Pour cette élection présidentielle, comme pour les précédentes, Epoch Times ne se positionnera en faveur d’aucun candidat. Notre métier est de vous transmettre une information capable de questionner vos certitudes, quelles qu’elles soient. Nous le répétons : quelles qu’elles soient. C’est ainsi que nous pensons pouvoir vous être utiles, vous permettre de voir la part de bien présente chez chacun, en étant prudent face à la part de mal cachée chez beaucoup.
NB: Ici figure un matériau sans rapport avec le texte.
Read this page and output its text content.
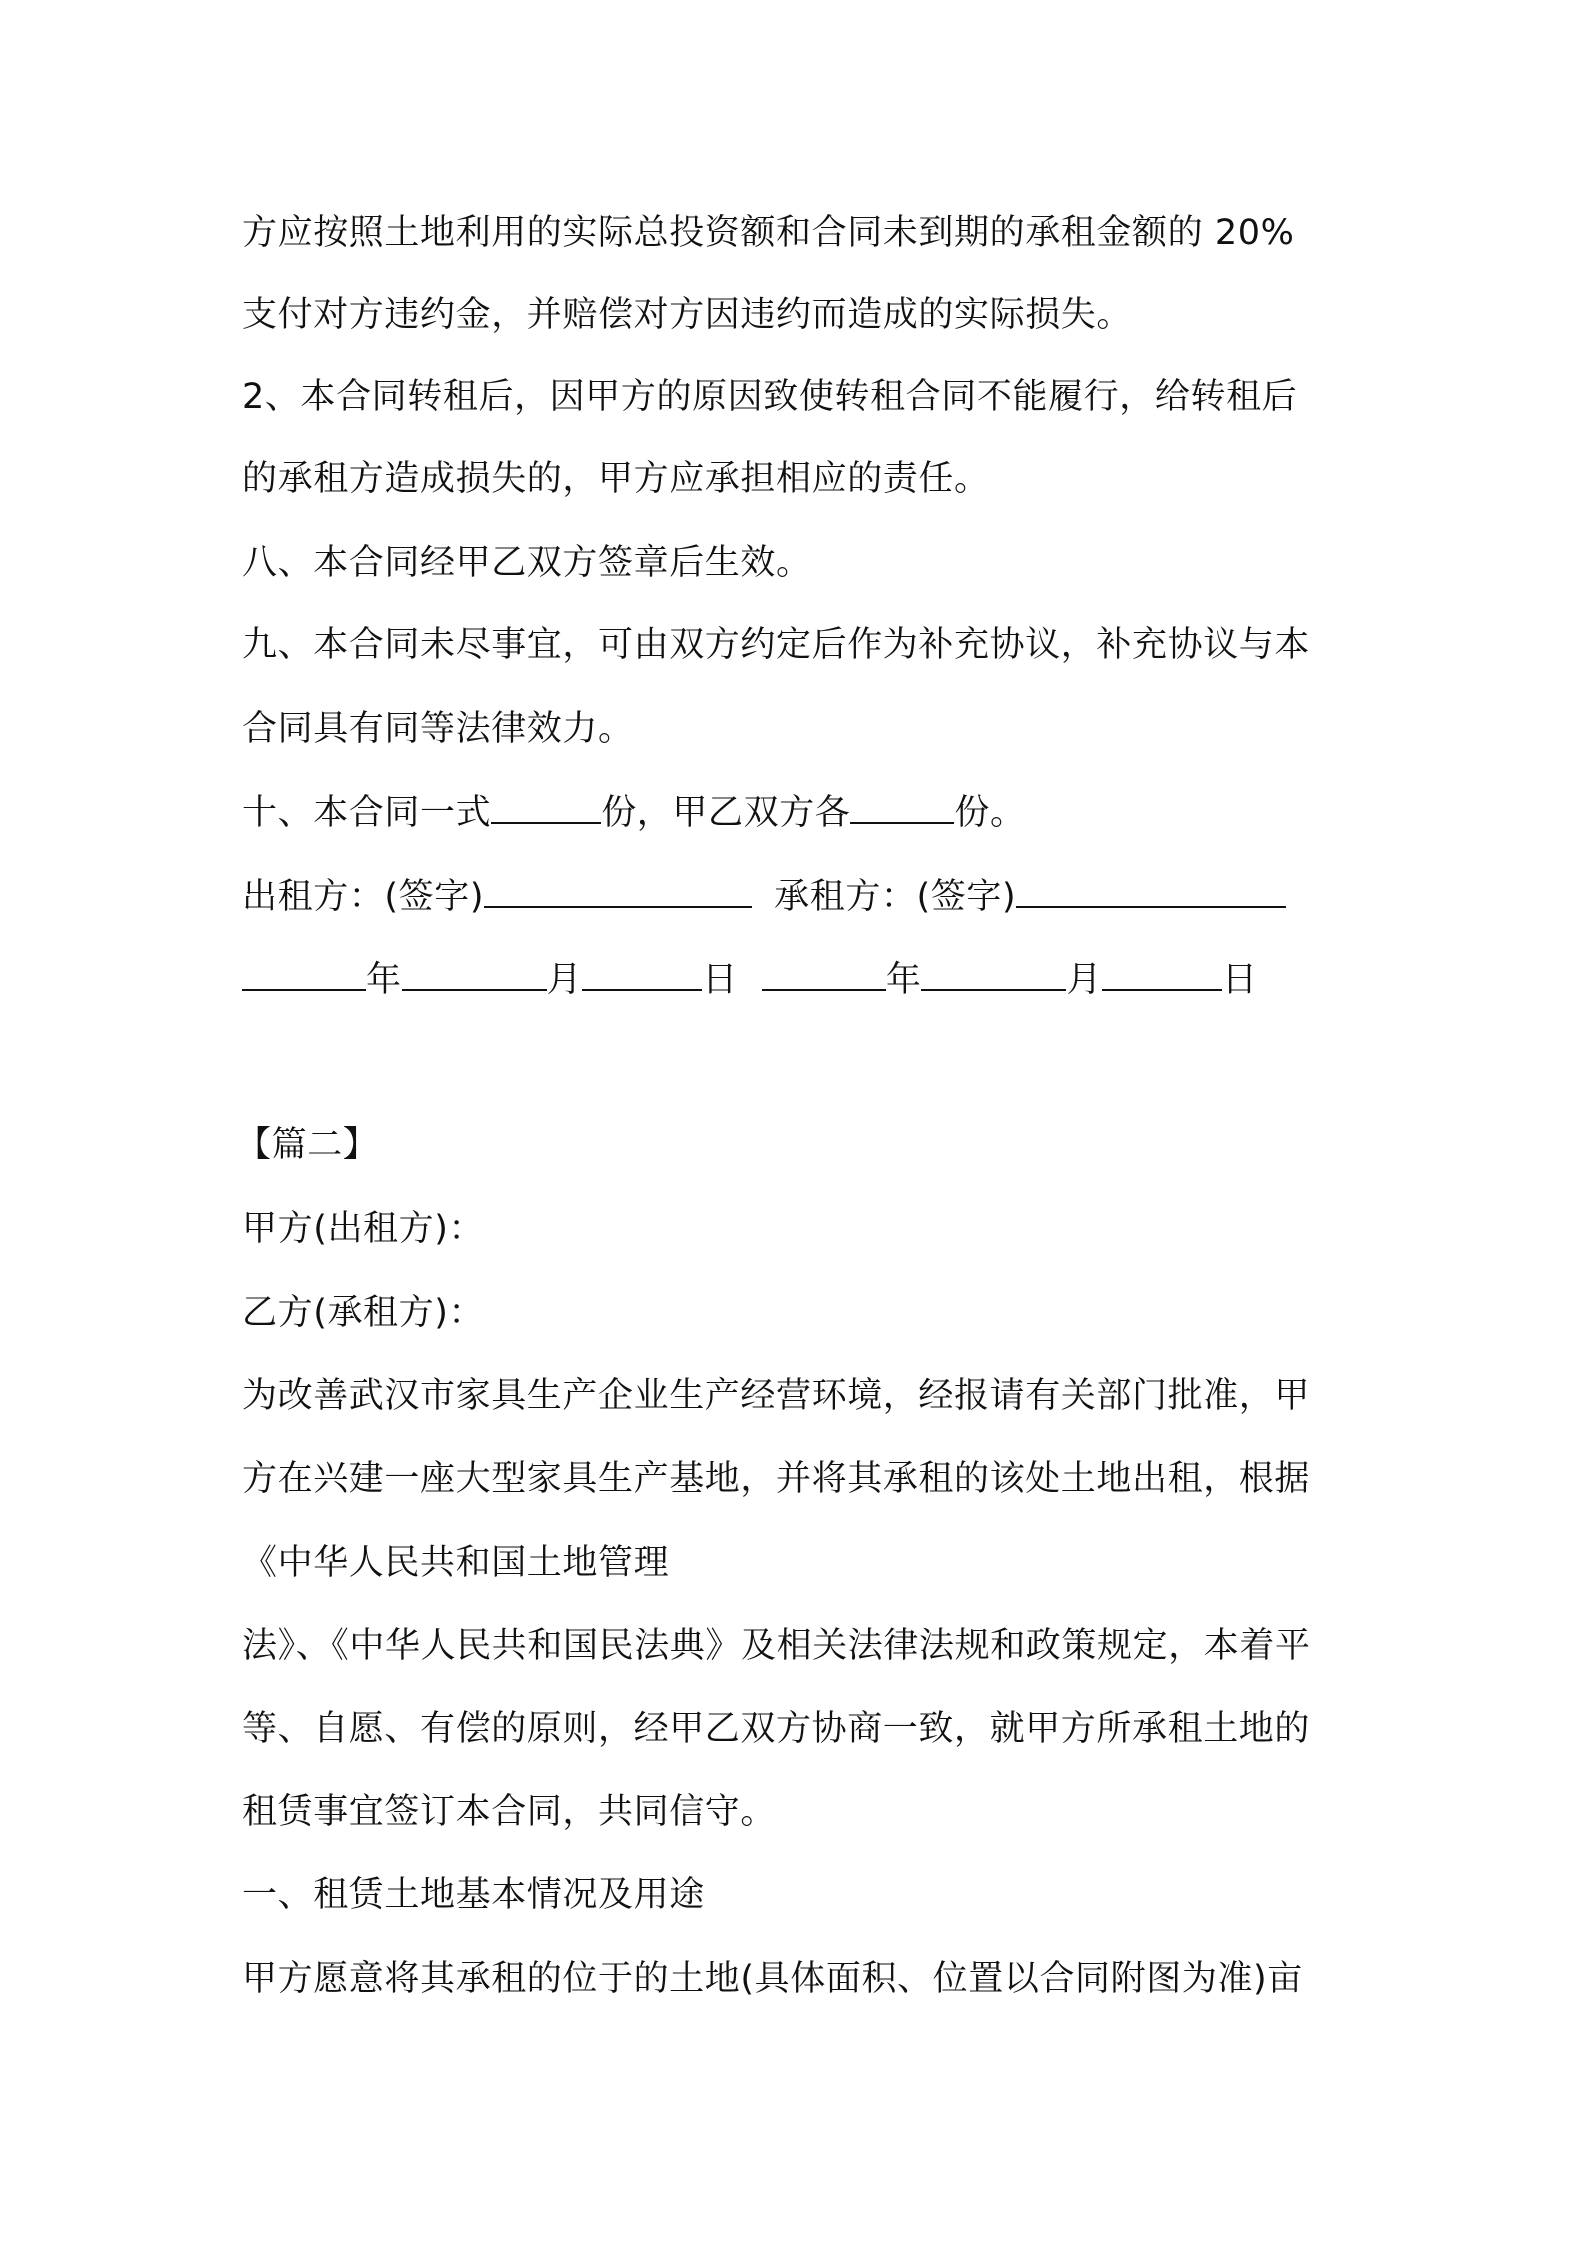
方应按照土地利用的实际总投资额和合同未到期的承租金额的 20%
支付对方违约金，并赔偿对方因违约而造成的实际损失。
2、本合同转租后，因甲方的原因致使转租合同不能履行，给转租后
的承租方造成损失的，甲方应承担相应的责任。
八、本合同经甲乙双方签章后生效。
九、本合同未尽事宜，可由双方约定后作为补充协议，补充协议与本
合同具有同等法律效力。
十、本合同一式	份，甲乙双方各	份。
出租方：(签字)	承租方：(签字)
年	月	日	年	月	日
【篇二】
甲方(出租方)：
乙方(承租方)：
为改善武汉市家具生产企业生产经营环境，经报请有关部门批准，甲
方在兴建一座大型家具生产基地，并将其承租的该处土地出租，根据
《中华人民共和国土地管理
法》、《中华人民共和国民法典》及相关法律法规和政策规定，本着平
等、自愿、有偿的原则，经甲乙双方协商一致，就甲方所承租土地的
租赁事宜签订本合同，共同信守。
一、租赁土地基本情况及用途
甲方愿意将其承租的位于的土地(具体面积、位置以合同附图为准)亩
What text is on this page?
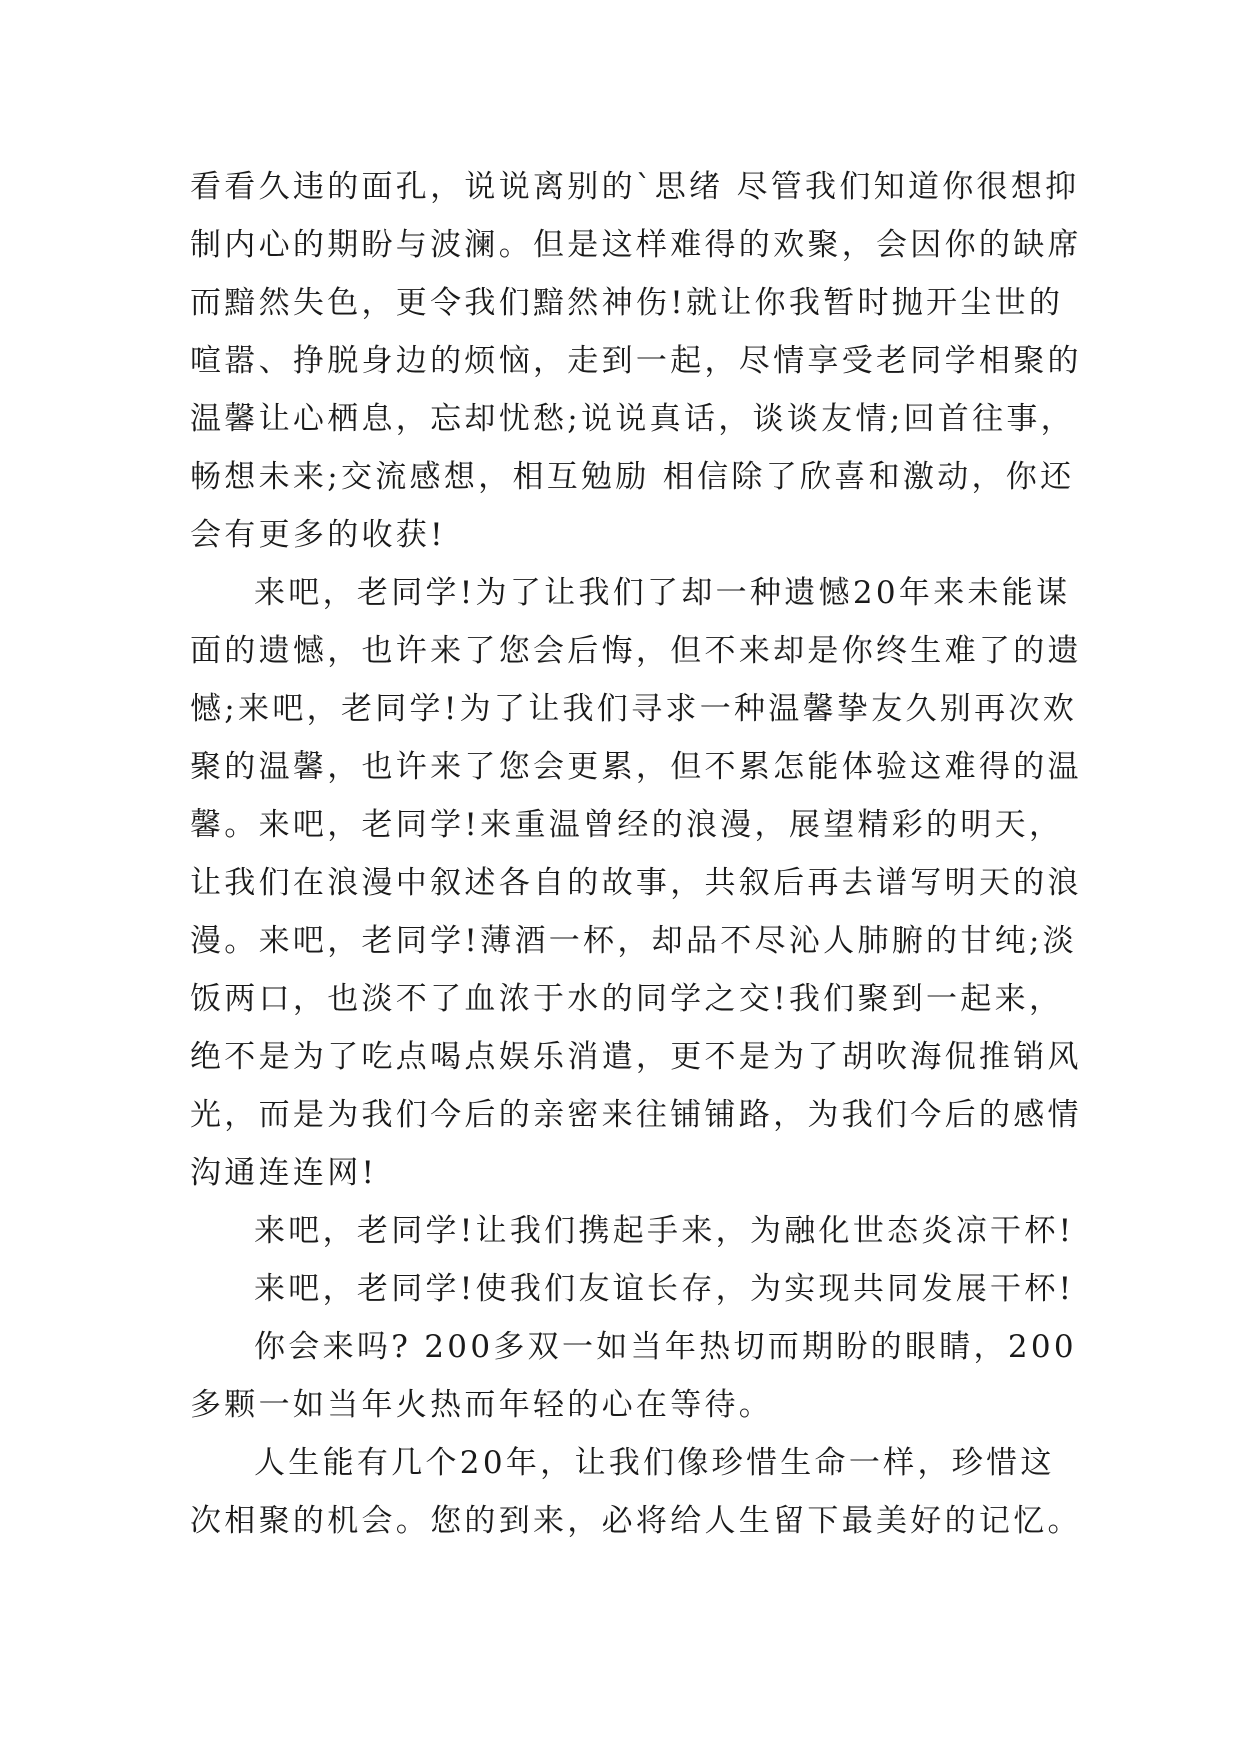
看看久违的面孔，说说离别的`思绪 尽管我们知道你很想抑
制内心的期盼与波澜。但是这样难得的欢聚，会因你的缺席
而黯然失色，更令我们黯然神伤!就让你我暂时抛开尘世的
喧嚣、挣脱身边的烦恼，走到一起，尽情享受老同学相聚的
温馨让心栖息，忘却忧愁;说说真话，谈谈友情;回首往事，
畅想未来;交流感想，相互勉励 相信除了欣喜和激动，你还
会有更多的收获!
来吧，老同学!为了让我们了却一种遗憾20年来未能谋
面的遗憾，也许来了您会后悔，但不来却是你终生难了的遗
憾;来吧，老同学!为了让我们寻求一种温馨挚友久别再次欢
聚的温馨，也许来了您会更累，但不累怎能体验这难得的温
馨。来吧，老同学!来重温曾经的浪漫，展望精彩的明天，
让我们在浪漫中叙述各自的故事，共叙后再去谱写明天的浪
漫。来吧，老同学!薄酒一杯，却品不尽沁人肺腑的甘纯;淡
饭两口，也淡不了血浓于水的同学之交!我们聚到一起来，
绝不是为了吃点喝点娱乐消遣，更不是为了胡吹海侃推销风
光，而是为我们今后的亲密来往铺铺路，为我们今后的感情
沟通连连网!
来吧，老同学!让我们携起手来，为融化世态炎凉干杯!
来吧，老同学!使我们友谊长存，为实现共同发展干杯!
你会来吗? 200多双一如当年热切而期盼的眼睛，200
多颗一如当年火热而年轻的心在等待。
人生能有几个20年，让我们像珍惜生命一样，珍惜这
次相聚的机会。您的到来，必将给人生留下最美好的记忆。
Nous portons ce faisant la conviction que même si le monde politique peut encore, peut-être, engendrer des hommes d’État capables d’une vision du bien pour la France, la vraie personnalité salvatrice doit être cherchée ailleurs. Le salut vient de plus haut.

Nous continuerons à porter devant vous une autre conviction, celle de l’immense importance de nos traditions, seules capables d’aider à retrouver des repères dans la recherche de vérité. Ces traditions et les leçons de l’histoire nous éclairent sur la confiance relative qu’il faut accorder aux discours bien tournés, et sur l’importance de la confrontation patiente des idées, mises à l’épreuve de la réalité.  Soyez-donc assurés que lorsque nous évoquerons les différents candidats à l’élection présidentielle, nous tenterons de notre mieux d’ouvrir la réflexion, parfois même avec un ton badin, en visant chaque fois les idées plutôt que les personnes. Dans tout cela, notre démarche vis-à-vis des individus restera celle d’un prudent recul et de n’être ni pour ni contre … bien au contraire.